Why is the following invalid and what should I do instead to make it work?
struct Foo;
impl Foo {
fn mutable1(&mut self) -> Result<(), &str> {
Ok(())
}
fn mutable2(&mut self) -> Result<(), &str> {
self.mutable1()?;
self.mutable1()?;
Ok(())
}
}
This code yields:
error[E0499]: cannot borrow `*self` as mutable more than once at a time
--> src/lib.rs:10:9
|
8 | fn mutable2(&mut self) -> Result<(), &str> {
| - let's call the lifetime of this reference `'1`
9 | self.mutable1()?;
| ---- - returning this value requires that `*self` is borrowed for `'1`
| |
| first mutable borrow occurs here
10 | self.mutable1()?;
| ^^^^ second mutable borrow occurs here
There are many questions already with the same error but I cannot use them to address this one as it's the presence of the implicit return provided by ? that causes the problem, without ? the code compiles successfully, yet with warnings.
Playground
This is the same problem discussed in Returning a reference from a HashMap or Vec causes a borrow to last beyond the scope it's in?. Through lifetime elision, the lifetime of the &str is tied to the lifetime of &self. The compiler isn't aware that the borrow won't be used in the condition that an Ok is returned. It's overly conservative and disallows this code. This is a limitation of the current borrow checker implementation.
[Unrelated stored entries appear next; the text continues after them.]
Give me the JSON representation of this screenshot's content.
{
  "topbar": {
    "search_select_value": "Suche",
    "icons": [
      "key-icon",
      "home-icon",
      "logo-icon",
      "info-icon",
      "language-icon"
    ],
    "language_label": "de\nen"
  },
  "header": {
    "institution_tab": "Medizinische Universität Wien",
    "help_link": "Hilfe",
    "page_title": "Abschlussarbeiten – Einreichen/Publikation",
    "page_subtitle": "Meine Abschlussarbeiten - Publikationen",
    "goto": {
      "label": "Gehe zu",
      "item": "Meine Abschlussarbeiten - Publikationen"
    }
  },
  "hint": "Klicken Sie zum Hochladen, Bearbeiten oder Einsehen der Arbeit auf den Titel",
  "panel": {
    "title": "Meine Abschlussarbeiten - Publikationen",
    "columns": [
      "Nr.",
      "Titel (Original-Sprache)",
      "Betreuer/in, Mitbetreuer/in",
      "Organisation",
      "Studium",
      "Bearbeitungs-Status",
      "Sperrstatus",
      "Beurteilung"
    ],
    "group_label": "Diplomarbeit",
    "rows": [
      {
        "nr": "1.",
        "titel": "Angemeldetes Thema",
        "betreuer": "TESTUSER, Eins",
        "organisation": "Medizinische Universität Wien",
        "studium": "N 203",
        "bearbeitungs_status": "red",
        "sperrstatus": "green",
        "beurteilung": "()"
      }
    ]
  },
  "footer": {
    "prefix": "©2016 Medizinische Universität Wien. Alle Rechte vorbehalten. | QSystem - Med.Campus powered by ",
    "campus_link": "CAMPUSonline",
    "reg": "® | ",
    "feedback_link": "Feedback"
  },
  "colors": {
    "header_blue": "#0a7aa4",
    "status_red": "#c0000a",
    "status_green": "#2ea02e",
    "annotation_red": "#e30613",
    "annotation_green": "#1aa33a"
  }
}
If you did need the lifetime of the Err variant to be tied to the lifetime of the Foo instance, there's not much to be done in safe Rust (unsafe Rust is another story). In your case, however, it seems unlikely that your &str is intended to be tied to the lifetime of self, so you can use explicit lifetimes to avoid the problem. For example, a &'static str is a common basic error type:
impl Foo {
fn mutable1(&mut self) -> Result<(), &'static str> {
Ok(())
}
fn mutable2(&mut self) -> Result<(), &'static str> {
self.mutable1()?;
self.mutable1()?;
Ok(())
}
}
as it's the presence of the implicit return provided by ?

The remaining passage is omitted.